Fintech lenders showed greater inclusivity in terms of access, demonstrating narrower denial disparities for minority borrowers relative to large banks. However, this broader access often came at a cost, as fintech lenders typically charge higher overall rate spreads and fees.
“While Fintech lenders may reduce the minority denial gap, they still impose higher rate spreads on approved minority borrowers, suggesting the cost of borrowing remains a challenge,” said Liu (right).
Perhaps the most surprising finding concerned credit unions. While credit unions offered the lowest overall rate spreads to all borrowers, they paradoxically imposed the steepest pricing penalties on minority borrowers—particularly Black and Hispanic applicants—when considering the interaction effects after controlling for risk factors. This outcome challenges their reputation for consumer-friendly practices.
“In our research, it has become clear that neither technological innovation nor alternative lending models alone sufficiently eliminate systemic inequities,” said Liang. “Disparities unfortunately persist, underscoring the necessity for enhanced regulatory oversight and greater transparency in pricing and approval algorithms.”

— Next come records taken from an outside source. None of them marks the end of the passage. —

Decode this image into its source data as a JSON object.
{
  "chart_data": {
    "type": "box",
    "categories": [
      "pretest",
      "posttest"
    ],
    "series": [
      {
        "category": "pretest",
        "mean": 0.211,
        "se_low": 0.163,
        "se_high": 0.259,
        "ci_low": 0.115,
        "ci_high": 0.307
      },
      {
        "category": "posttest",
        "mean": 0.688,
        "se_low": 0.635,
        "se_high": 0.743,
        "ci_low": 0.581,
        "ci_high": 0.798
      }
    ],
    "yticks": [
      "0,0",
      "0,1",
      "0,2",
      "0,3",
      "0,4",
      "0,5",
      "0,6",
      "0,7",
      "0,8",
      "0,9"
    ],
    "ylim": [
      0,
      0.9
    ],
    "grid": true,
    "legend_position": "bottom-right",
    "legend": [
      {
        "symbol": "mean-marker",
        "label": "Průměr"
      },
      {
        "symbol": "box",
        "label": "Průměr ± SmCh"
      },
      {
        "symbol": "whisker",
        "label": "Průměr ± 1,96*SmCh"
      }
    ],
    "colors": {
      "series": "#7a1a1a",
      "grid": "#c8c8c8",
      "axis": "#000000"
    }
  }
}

Fintech’s risk assessment limited in highly regulated mortgage market
A third piece of research by Liu and Liang investigated the presumed advantage of fintech firms in risk assessment within the highly regulated environment of U.S. 30-year conforming mortgages (loans sold to Fannie Mae and Freddie Mac, the GSEs). While fintech lenders are celebrated for superior risk screening in unsecured consumer lending, this study questioned whether that advantage translates to the conforming mortgage market, which imposes stringent underwriting standards and rapid risk transfer.
In “Do Fintech Firms Excel in Risk Assessment for U.S. 30-Year Conforming Residential Mortgages? Liu and Liang examined how well lenders align their initial interest rates with actual loan performance (default or prepayment). The study, which was published in FinTech, concluded that fintech lenders do not demonstrate superior predictive accuracy compared to traditional banks and non-fintech non-banks. Fintech lenders' interest rates sorted borrowers less effectively, resulting in lower predictive accuracy for delinquency risks.
Furthermore, the research identified pricing misalignment within fintech portfolios. Fintechs charged higher rates to borrowers who remained current (the safest borrowers) and lower rates to those who eventually defaulted or prepaid early.
“Essentially, their pricing models have created a ‘flatter’ rate curve, meaning that the safest borrowers effectively paid a convenience premium, while higher-risk borrowers received an implicit discount relative to traditional bank pricing,” said Liu.
Liu and Liang attribute this underperformance and pricing inefficiency to structural frictions specific to the conforming market. The GSEs impose rigid underwriting standards that rely heavily on conventional metrics like FICO scores, Loan-to-Value (LTV), and Debt-to-Income (DTI), limiting fintechs’ ability to leverage their advanced analytics and alternative data. Additionally, because credit risk is quickly transferred through securitization, lenders prioritize loan origination volume and speed over granular risk differentiation. These constraints jointly weaken the incentive for fintechs to fine-tune risk-based pricing, demonstrating that technology's advantage is context-dependent and constrained by the regulatory environment.